Stocks have rallied sharply from their March lows, with investors betting that the economy may reopen and that many tech companies would see solid earnings even if they closed. Apple announced Friday that it will reopen its stores next week, with temperature controls and a limited number of customers on site at a time.
The S&P 500 has rebounded to more than 30% of its low virus level and is only 15% from a record. The Nasdaq is at more than 35% of its lows and is now up 1.3% for 2020. Gains from Facebook, Amazon Alphabet and Apple helped bring the index back to positive territory for 2020 At one point, the Nasdaq has declined by more than 25% year to date.
“It’s amazing, really, given that we’re still working from home,” said JJ Kinahan, market strategist at TD Ameritrade, about the average loss recovery in 2020. “Our reality is that we’re working from home and part of the economic demand seems to be less, but these actions continue to fight. “
Kinahan also noted that the market price continues to rapidly reopen the US economy after the coronavirus forced economic activity to a near halt. “There is this feeling of” OK, we’re going to go back to work and things will get better. “But how quickly will they improve and will it be sustainable?”
On Friday, stocks that would benefit from the reopening of the economy rose again. Stocks from airlines such as Delta, American and United all gained at least 3.3%. Disney climbed 2.3% while MGM Resorts rose 3.8%.

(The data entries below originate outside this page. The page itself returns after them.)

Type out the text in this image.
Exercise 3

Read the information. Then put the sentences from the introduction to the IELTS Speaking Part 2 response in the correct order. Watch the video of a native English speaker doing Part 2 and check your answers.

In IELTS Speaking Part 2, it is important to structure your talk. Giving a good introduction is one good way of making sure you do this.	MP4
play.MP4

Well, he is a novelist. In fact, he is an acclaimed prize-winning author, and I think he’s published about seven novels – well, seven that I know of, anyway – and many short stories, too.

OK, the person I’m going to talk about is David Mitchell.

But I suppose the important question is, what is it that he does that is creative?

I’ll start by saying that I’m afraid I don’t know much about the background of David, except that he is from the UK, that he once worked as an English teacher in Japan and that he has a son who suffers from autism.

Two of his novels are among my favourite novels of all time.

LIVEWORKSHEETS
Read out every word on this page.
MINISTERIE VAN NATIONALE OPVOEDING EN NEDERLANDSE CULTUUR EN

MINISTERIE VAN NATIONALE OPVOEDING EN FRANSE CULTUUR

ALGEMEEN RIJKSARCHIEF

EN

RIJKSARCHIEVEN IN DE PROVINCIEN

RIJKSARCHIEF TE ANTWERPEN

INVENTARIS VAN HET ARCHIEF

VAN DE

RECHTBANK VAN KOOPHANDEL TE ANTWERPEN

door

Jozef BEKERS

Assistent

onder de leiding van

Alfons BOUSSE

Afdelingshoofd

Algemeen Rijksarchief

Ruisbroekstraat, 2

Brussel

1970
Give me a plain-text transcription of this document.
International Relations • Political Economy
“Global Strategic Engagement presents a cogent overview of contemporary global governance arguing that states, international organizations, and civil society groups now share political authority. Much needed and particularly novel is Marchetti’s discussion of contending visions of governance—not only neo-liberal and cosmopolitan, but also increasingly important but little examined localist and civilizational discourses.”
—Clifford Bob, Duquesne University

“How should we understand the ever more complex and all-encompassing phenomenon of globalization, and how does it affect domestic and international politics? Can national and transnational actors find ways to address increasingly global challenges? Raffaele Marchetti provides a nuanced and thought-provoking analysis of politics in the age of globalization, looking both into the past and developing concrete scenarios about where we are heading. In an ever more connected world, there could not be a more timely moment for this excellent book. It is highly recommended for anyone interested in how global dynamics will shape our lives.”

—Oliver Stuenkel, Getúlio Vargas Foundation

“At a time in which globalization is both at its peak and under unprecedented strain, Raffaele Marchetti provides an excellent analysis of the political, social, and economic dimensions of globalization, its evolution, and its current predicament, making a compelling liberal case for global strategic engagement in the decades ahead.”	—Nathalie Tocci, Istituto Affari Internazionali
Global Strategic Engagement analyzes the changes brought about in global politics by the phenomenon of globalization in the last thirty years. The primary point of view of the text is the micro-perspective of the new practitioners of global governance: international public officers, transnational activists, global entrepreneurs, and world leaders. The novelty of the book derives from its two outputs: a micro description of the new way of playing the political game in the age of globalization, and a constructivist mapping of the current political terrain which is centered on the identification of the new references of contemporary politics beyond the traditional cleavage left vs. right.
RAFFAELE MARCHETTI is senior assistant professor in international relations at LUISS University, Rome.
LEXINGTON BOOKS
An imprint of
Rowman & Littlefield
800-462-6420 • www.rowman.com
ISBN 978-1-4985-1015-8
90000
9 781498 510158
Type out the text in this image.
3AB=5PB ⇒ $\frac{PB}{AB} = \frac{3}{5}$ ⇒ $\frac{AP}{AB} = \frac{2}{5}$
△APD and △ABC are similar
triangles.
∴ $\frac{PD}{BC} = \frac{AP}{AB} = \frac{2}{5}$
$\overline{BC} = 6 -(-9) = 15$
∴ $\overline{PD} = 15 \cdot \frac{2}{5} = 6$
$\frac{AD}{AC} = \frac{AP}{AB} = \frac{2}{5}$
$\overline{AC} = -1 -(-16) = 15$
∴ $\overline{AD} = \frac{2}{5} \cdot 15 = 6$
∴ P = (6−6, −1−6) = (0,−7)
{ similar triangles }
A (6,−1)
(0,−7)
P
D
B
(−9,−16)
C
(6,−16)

“It’s a bad environment,” said Robert Tipp, investment strategist at PGIM Fixed Income, about the economic and health situation. “But in terms of markets, they seem to be attractively priced compared to what’s going on.”
Sentiment on Wall Street was also helped after Secretary of the Treasury Steven Mnuchin and US Trade Representative Robert Lighthizer on Thursday spoke to Chinese Vice Premier Liu He about the Live One Trade Agreement signed in January. In a statement, they said the two sides “agreed that despite the current global health emergency, the two countries fully expect to meet their obligations under the agreement in a timely manner.”
The call and the ensuing statement came amid growing tensions between the two countries, as US officials criticized China’s initial management of the coronavirus epidemic.
But Michael Shaoul, president and chief executive officer of Marketfield Asset Management, said that recent market movements, which have been tame compared to others seen this year, suggest “understandable fatigue with the constant flow of conflicting information about the progression of the virus and its potential for happier and more drastic results in the months to come. “
CNBC’s Yun Li contributed to the report.